Philosophical counselors rely on eternal wisdom of great thinkers

Emily Wax

Patricia Anne Murphy is a philosopher with a real-world mission.

Murphy may have a PhD and an intimate knowledge of Aristotle and Descartes, but in her snug Takoma Park bungalow, she’s helping a broken-hearted patient struggle through a divorce.

Instead of offering the wounded wife a prescription for Effexor — which she’s not licensed to do anyway — she instructs her to read Epictetus, the original cognitive therapist, who argued that humans often mistake their feelings for facts and suffer as a result.

Murphy is one of an increasing number of philosophical counselors, practitioners who are putting their esoteric learning to practical use helping people with some of life’s persistent afflictions. Though they help clients cope with many of the same issues that conventional therapists do — divorce, job stress, the economic downturn, parenting woes, chronic illness and matters of the heart — their methods are very different.

They’re like intellectual life coaches. Very intellectual. They have in-depth knowledge of Jean-Paul Sartre’s existentialist theories on the nature of life and can recite passages from Martin Heidegger’s phenomenological explorations of the question of being. And they use them to help clients overcome their mother issues.

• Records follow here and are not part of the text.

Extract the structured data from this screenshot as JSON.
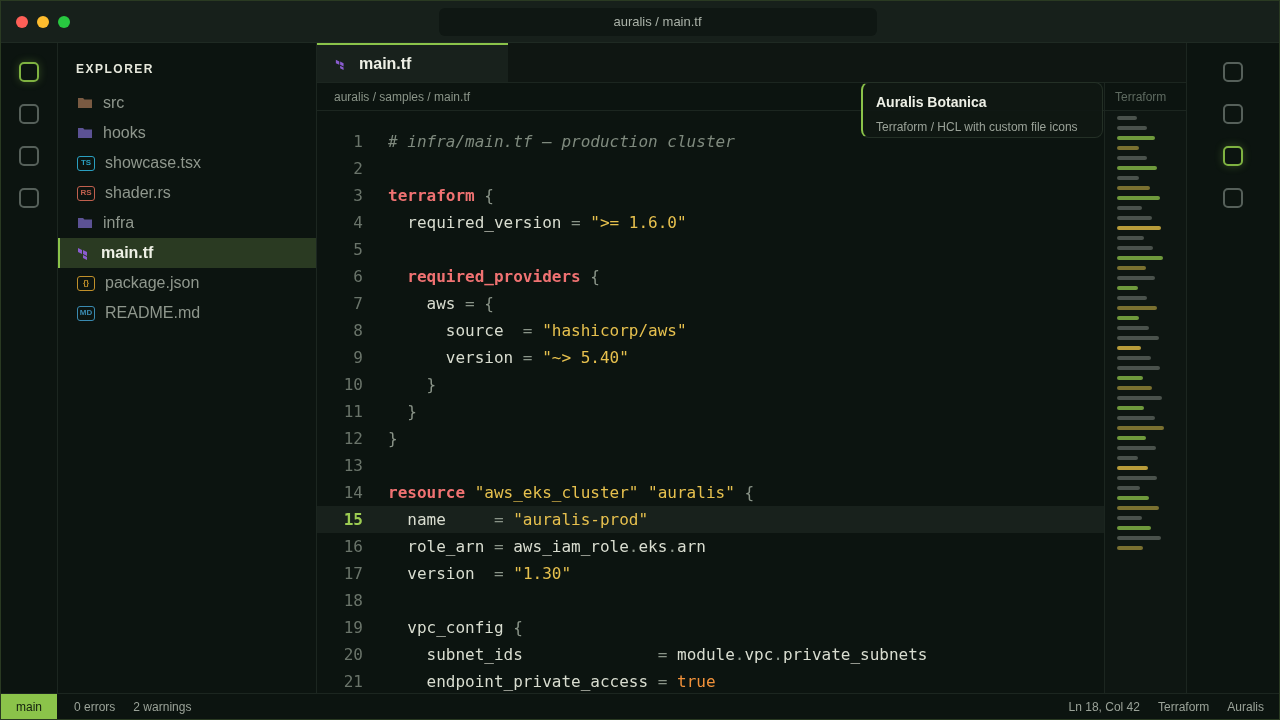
{
  "window": {
    "title": "auralis / main.tf"
  },
  "activity_left": [
    {
      "selected": true
    },
    {
      "selected": false
    },
    {
      "selected": false
    },
    {
      "selected": false
    }
  ],
  "activity_right": [
    {
      "selected": false
    },
    {
      "selected": false
    },
    {
      "selected": true
    },
    {
      "selected": false
    }
  ],
  "explorer": {
    "title": "EXPLORER",
    "items": [
      {
        "name": "src",
        "kind": "folder",
        "color": "#7a5a42",
        "selected": false
      },
      {
        "name": "hooks",
        "kind": "folder",
        "color": "#5c5294",
        "selected": false
      },
      {
        "name": "showcase.tsx",
        "kind": "file",
        "badge": "TS",
        "color": "#2a9fc0",
        "selected": false
      },
      {
        "name": "shader.rs",
        "kind": "file",
        "badge": "RS",
        "color": "#c0604e",
        "selected": false
      },
      {
        "name": "infra",
        "kind": "folder",
        "color": "#5c5294",
        "selected": false
      },
      {
        "name": "main.tf",
        "kind": "terraform",
        "color": "#8a5cd0",
        "selected": true
      },
      {
        "name": "package.json",
        "kind": "file",
        "badge": "{}",
        "color": "#c0902a",
        "selected": false
      },
      {
        "name": "README.md",
        "kind": "file",
        "badge": "MD",
        "color": "#3a8ab0",
        "selected": false
      }
    ]
  },
  "tabs": [
    {
      "label": "main.tf",
      "selected": true
    }
  ],
  "breadcrumb": "auralis / samples / main.tf",
  "minimap_label": "Terraform",
  "tooltip": {
    "title": "Auralis Botanica",
    "subtitle": "Terraform / HCL with custom file icons"
  },
  "code": [
    {
      "number": "1",
      "current": false,
      "tokens": [
        {
          "kind": "comment",
          "text": "# infra/main.tf – production cluster"
        }
      ]
    },
    {
      "number": "2",
      "current": false
    },
    {
      "number": "3",
      "current": false,
      "tokens": [
        {
          "kind": "keyword",
          "text": "terraform"
        },
        {
          "kind": "punct",
          "text": " {"
        }
      ]
    },
    {
      "number": "4",
      "current": false,
      "tokens": [
        {
          "kind": "plain",
          "text": "  required_version"
        },
        {
          "kind": "punct",
          "text": " ="
        },
        {
          "kind": "string",
          "text": " \">= 1.6.0\""
        }
      ]
    },
    {
      "number": "5",
      "current": false
    },
    {
      "number": "6",
      "current": false,
      "tokens": [
        {
          "kind": "keyword",
          "text": "  required_providers"
        },
        {
          "kind": "punct",
          "text": " {"
        }
      ]
    },
    {
      "number": "7",
      "current": false,
      "tokens": [
        {
          "kind": "plain",
          "text": "    aws"
        },
        {
          "kind": "punct",
          "text": " = {"
        }
      ]
    },
    {
      "number": "8",
      "current": false,
      "tokens": [
        {
          "kind": "plain",
          "text": "      source"
        },
        {
          "kind": "punct",
          "text": "  ="
        },
        {
          "kind": "string",
          "text": " \"hashicorp/aws\""
        }
      ]
    },
    {
      "number": "9",
      "current": false,
      "tokens": [
        {
          "kind": "plain",
          "text": "      version"
        },
        {
          "kind": "punct",
          "text": " ="
        },
        {
          "kind": "string",
          "text": " \"~> 5.40\""
        }
      ]
    },
    {
      "number": "10",
      "current": false,
      "tokens": [
        {
          "kind": "punct",
          "text": "    }"
        }
      ]
    },
    {
      "number": "11",
      "current": false,
      "tokens": [
        {
          "kind": "punct",
          "text": "  }"
        }
      ]
    },
    {
      "number": "12",
      "current": false,
      "tokens": [
        {
          "kind": "punct",
          "text": "}"
        }
      ]
    },
    {
      "number": "13",
      "current": false
    },
    {
      "number": "14",
      "current": false,
      "tokens": [
        {
          "kind": "keyword",
          "text": "resource"
        },
        {
          "kind": "string",
          "text": " \"aws_eks_cluster\" \"auralis\""
        },
        {
          "kind": "punct",
          "text": " {"
        }
      ]
    },
    {
      "number": "15",
      "current": true,
      "tokens": [
        {
          "kind": "plain",
          "text": "  name"
        },
        {
          "kind": "punct",
          "text": "     ="
        },
        {
          "kind": "string",
          "text": " \"auralis-prod\""
        }
      ]
    },
    {
      "number": "16",
      "current": false,
      "tokens": [
        {
          "kind": "plain",
          "text": "  role_arn"
        },
        {
          "kind": "punct",
          "text": " ="
        },
        {
          "kind": "plain",
          "text": " aws_iam_role"
        },
        {
          "kind": "punct",
          "text": "."
        },
        {
          "kind": "plain",
          "text": "eks"
        },
        {
          "kind": "punct",
          "text": "."
        },
        {
          "kind": "plain",
          "text": "arn"
        }
      ]
    },
    {
      "number": "17",
      "current": false,
      "tokens": [
        {
          "kind": "plain",
          "text": "  version"
        },
        {
          "kind": "punct",
          "text": "  ="
        },
        {
          "kind": "string",
          "text": " \"1.30\""
        }
      ]
    },
    {
      "number": "18",
      "current": false
    },
    {
      "number": "19",
      "current": false,
      "tokens": [
        {
          "kind": "plain",
          "text": "  vpc_config"
        },
        {
          "kind": "punct",
          "text": " {"
        }
      ]
    },
    {
      "number": "20",
      "current": false,
      "tokens": [
        {
          "kind": "plain",
          "text": "    subnet_ids"
        },
        {
          "kind": "punct",
          "text": "              ="
        },
        {
          "kind": "plain",
          "text": " module"
        },
        {
          "kind": "punct",
          "text": "."
        },
        {
          "kind": "plain",
          "text": "vpc"
        },
        {
          "kind": "punct",
          "text": "."
        },
        {
          "kind": "plain",
          "text": "private_subnets"
        }
      ]
    },
    {
      "number": "21",
      "current": false,
      "tokens": [
        {
          "kind": "plain",
          "text": "    endpoint_private_access"
        },
        {
          "kind": "punct",
          "text": " ="
        },
        {
          "kind": "bool",
          "text": " true"
        }
      ]
    }
  ],
  "status_bar": {
    "branch": "main",
    "errors": "0 errors",
    "warnings": "2 warnings",
    "position": "Ln 18, Col 42",
    "language": "Terraform",
    "theme": "Auralis"
  }
}
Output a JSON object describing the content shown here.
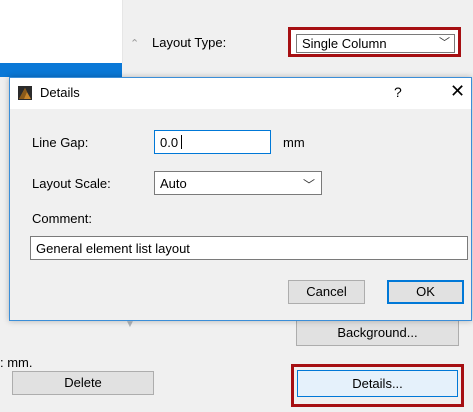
{
  "panel": {
    "layout_type_label": "Layout Type:",
    "layout_type_value": "Single Column",
    "background_button": "Background...",
    "mm_label": ": mm.",
    "delete_button": "Delete",
    "details_button": "Details..."
  },
  "dialog": {
    "title": "Details",
    "help": "?",
    "close": "✕",
    "line_gap_label": "Line Gap:",
    "line_gap_value": "0.0",
    "line_gap_unit": "mm",
    "layout_scale_label": "Layout Scale:",
    "layout_scale_value": "Auto",
    "comment_label": "Comment:",
    "comment_value": "General element list layout",
    "cancel_button": "Cancel",
    "ok_button": "OK"
  },
  "colors": {
    "highlight": "#a60f12",
    "accent": "#0078d7",
    "selection": "#0a78d7"
  }
}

Philosophical counselors are becoming increasingly popular at a time when Americans are taking more antidepressants than ever before. According to a study published in the August issue of Health Affairs, non-psychiatrists are increasingly prescribing drugs for patients who haven’t even gotten a diagnosis of mental illness.

“Not everyone needs to be medicated,” said Murphy, a thin woman with long, gray hair. “Whereas drugs can treat the body,” she said, “there may be other things that the soul needs.”